Dizem os dicionários que os mapas são representações gráficas da superfície da Terra, embora haja mapas que não são representações gráficas e mapas que não retratam a superfície da Terra. Mas há algo na sua estrutura que os torna inevitavelmente instrumentos da razão para organizar o espaço em que nos movemos. Não foi à toa que quem primeiro os inventou foi um filósofo, Anaximandro de Mileto, e o poeta romano Horácio defendia que podia haver tanta verdade numa paisagem esboçada como nos poemas que ele próprio escrevia. Mas, na verdade, a fantasia e o desconhecido nunca estiveram longe dos mapas.
Quando traduziu a Bíblia para alemão, por exemplo, um dos maiores desejos de Martinho Lutero era o de incluir um mapa no seu livro, onde arrumasse a teologia que decifrava no Antigo e Novo Testamentos. E são conhecidos os mapas dos Descobrimentos, onde se inventavam terras desconhecidas e mitológicas, povoadas de monstros, seres fantásticos e deuses. Esses mapas eram os herdeiros da cultura da Idade Média, provavelmente a única época da humanidade onde a imagem era tão omnipresente como nos nossos dias, e em que a imagem não servia para retratar o visível, mas para retratar o invisível: as vidas de Cristo e dos santos, e as paisagens fantásticas do paraíso, do inferno e do purgatório.
Foi nessa cultura em que beberam os grandes cartógrafos do Renascimento, como os Limbourgs e os Van Eycks, e os inspiraram a desenhar os seus mapas semirreais e semifantásticos.
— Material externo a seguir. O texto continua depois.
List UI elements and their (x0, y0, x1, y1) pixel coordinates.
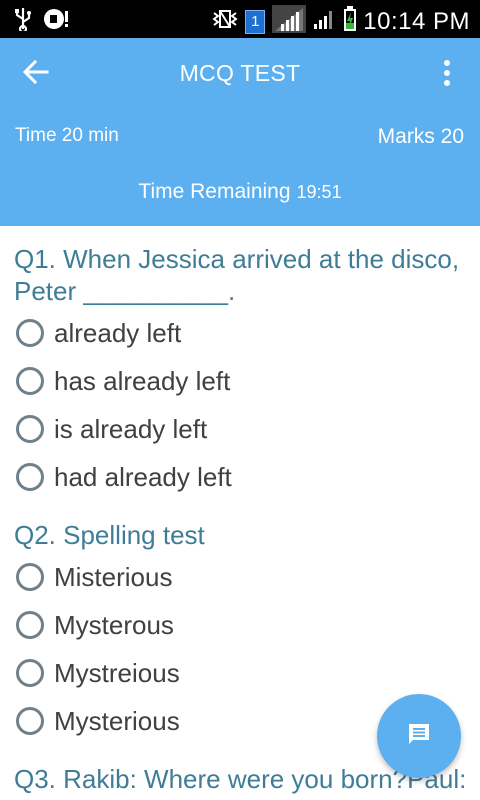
q1-option-1[interactable]: already left (16, 315, 181, 351)
q1-option-3[interactable]: is already left (16, 411, 207, 447)
time-limit-label: Time 20 min (15, 125, 119, 146)
vibrate-icon (211, 7, 239, 36)
sim-icon: 1 (245, 9, 266, 34)
q2-option-4[interactable]: Mysterious (16, 703, 180, 739)
option-label: is already left (54, 413, 208, 444)
overflow-menu-button[interactable] (436, 56, 458, 94)
q2-option-3[interactable]: Mystreious (16, 655, 180, 691)
app-bar: MCQ TEST Time 20 min Marks 20 Time Remai… (0, 38, 480, 226)
time-remaining: Time Remaining 19:51 (0, 180, 480, 204)
page-title: MCQ TEST (179, 60, 301, 86)
question-1-text: Q1. When Jessica arrived at the disco, P… (14, 244, 460, 306)
radio-button[interactable] (16, 463, 44, 491)
option-label: already left (54, 317, 182, 348)
status-bar-left (14, 7, 70, 36)
radio-button[interactable] (16, 611, 44, 639)
radio-button[interactable] (16, 707, 44, 735)
chat-icon (407, 722, 431, 751)
battery-charging-icon (343, 6, 357, 37)
chat-fab-button[interactable] (377, 694, 461, 778)
status-time: 10:14 PM (363, 7, 470, 35)
q2-option-1[interactable]: Misterious (16, 559, 172, 595)
countdown-value: 19:51 (296, 182, 342, 202)
option-label: Mysterious (54, 705, 180, 736)
radio-button[interactable] (16, 563, 44, 591)
q1-option-2[interactable]: has already left (16, 363, 230, 399)
option-label: has already left (54, 365, 231, 396)
usb-icon (14, 7, 32, 36)
status-bar-right: 1 10:14 PM (211, 4, 470, 39)
question-2-text: Q2. Spelling test (14, 520, 205, 550)
more-vert-icon (443, 59, 451, 92)
time-remaining-label: Time Remaining (138, 180, 291, 203)
status-bar: 1 10:14 PM (0, 0, 480, 38)
radio-button[interactable] (16, 415, 44, 443)
q2-option-2[interactable]: Mysterous (16, 607, 174, 643)
q1-option-4[interactable]: had already left (16, 459, 232, 495)
radio-button[interactable] (16, 659, 44, 687)
option-label: had already left (54, 461, 232, 492)
option-label: Misterious (54, 561, 173, 592)
marks-label: Marks 20 (377, 125, 464, 148)
option-label: Mystreious (54, 657, 180, 688)
notification-icon (42, 8, 70, 35)
radio-button[interactable] (16, 367, 44, 395)
signal-icon (313, 7, 337, 36)
option-label: Mysterous (54, 609, 174, 640)
radio-button[interactable] (16, 319, 44, 347)
signal-icon (271, 4, 307, 39)
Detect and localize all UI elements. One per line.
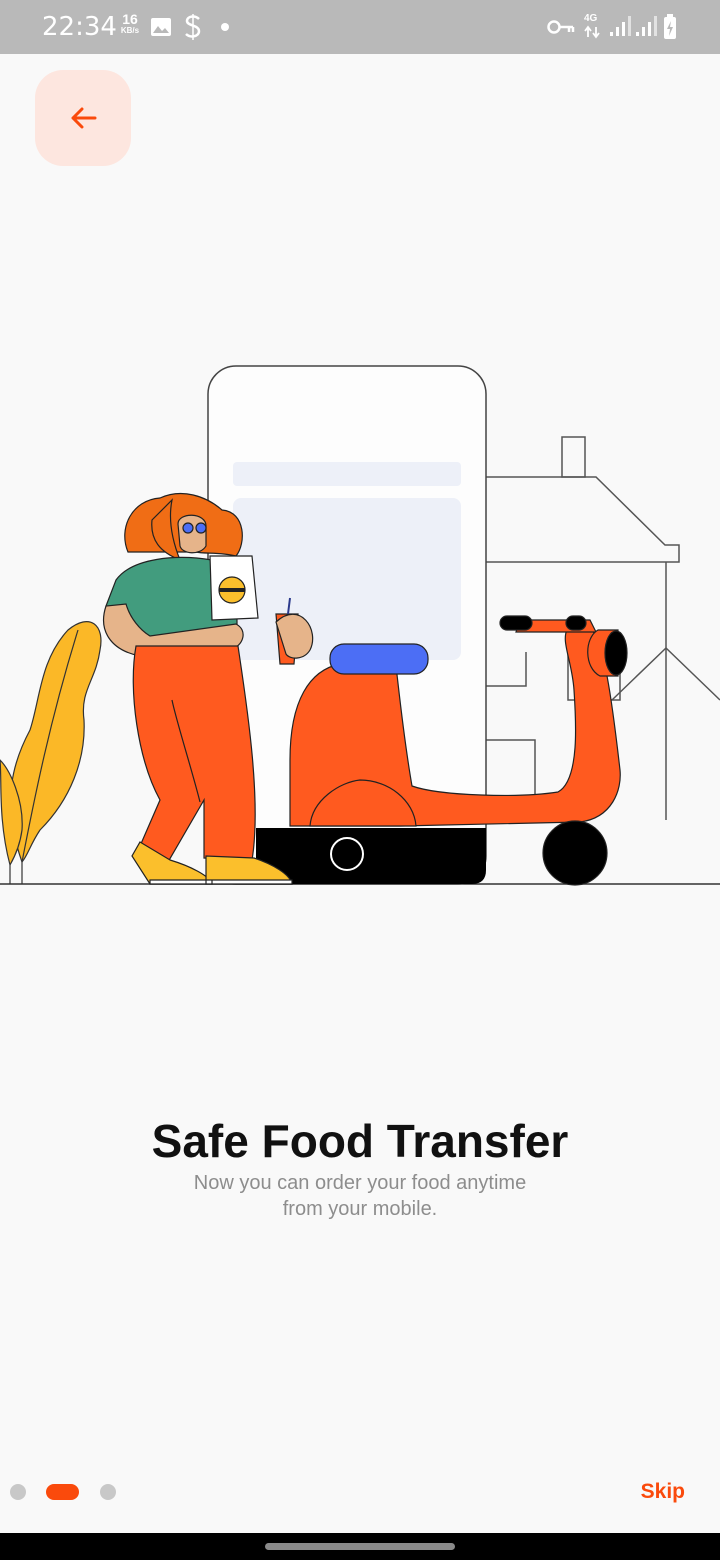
back-button[interactable] xyxy=(35,70,131,166)
skip-button[interactable]: Skip xyxy=(641,1479,685,1505)
image-icon xyxy=(151,18,171,36)
status-time: 22:34 xyxy=(42,12,117,42)
onboarding-title: Safe Food Transfer xyxy=(151,1115,569,1167)
network-speed-unit: KB/s xyxy=(120,26,140,35)
onboarding-subtitle: Now you can order your food anytime from… xyxy=(193,1172,527,1220)
s-app-icon xyxy=(185,14,201,40)
data-arrows-icon xyxy=(584,25,600,39)
network-type: 4G xyxy=(584,13,598,24)
notification-dot-icon xyxy=(221,23,229,31)
signal-icon xyxy=(636,16,657,36)
battery-charging-icon xyxy=(664,14,676,39)
arrow-left-icon xyxy=(71,107,97,129)
page-dot xyxy=(100,1484,116,1500)
page-dot-active xyxy=(46,1484,79,1500)
signal-icon xyxy=(610,16,631,36)
system-navigation-bar xyxy=(0,1533,720,1560)
home-gesture-handle[interactable] xyxy=(265,1543,455,1550)
vpn-key-icon xyxy=(547,20,575,34)
network-speed: 16 KB/s xyxy=(116,12,144,36)
page-dot xyxy=(10,1484,26,1500)
food-delivery-illustration xyxy=(0,365,720,886)
network-speed-value: 16 xyxy=(122,11,138,27)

E não deixa de ser curioso como os mapas fantásticos são também tão frequentes à nossa volta. Seja na literatura de fantasia, que as más línguas dizem distinguir-se de outros géneros por ter sempre um mapa inventado no início do livro, seja em videojogos como os "roleplaying games" e os "massively multiplayer online games" como o "World of Warcraft", seja até em séries de televisão, como no génerico da série "The Game of Thrones", que é a simples, e hipnótica, representação do mapa vivo de um território inexistente.
E o prazer destes mapas é duplo e ambíguo: por um lado o prazer de ver representado em imagens aquilo que sabemos, ou acreditamos, que nunca poderá ser real, por outro a vontade de racionalizar e tornar científica a fantasia e a imaginação, tornando-a assim, também, mais compreensível, mais segura, menos fantasia.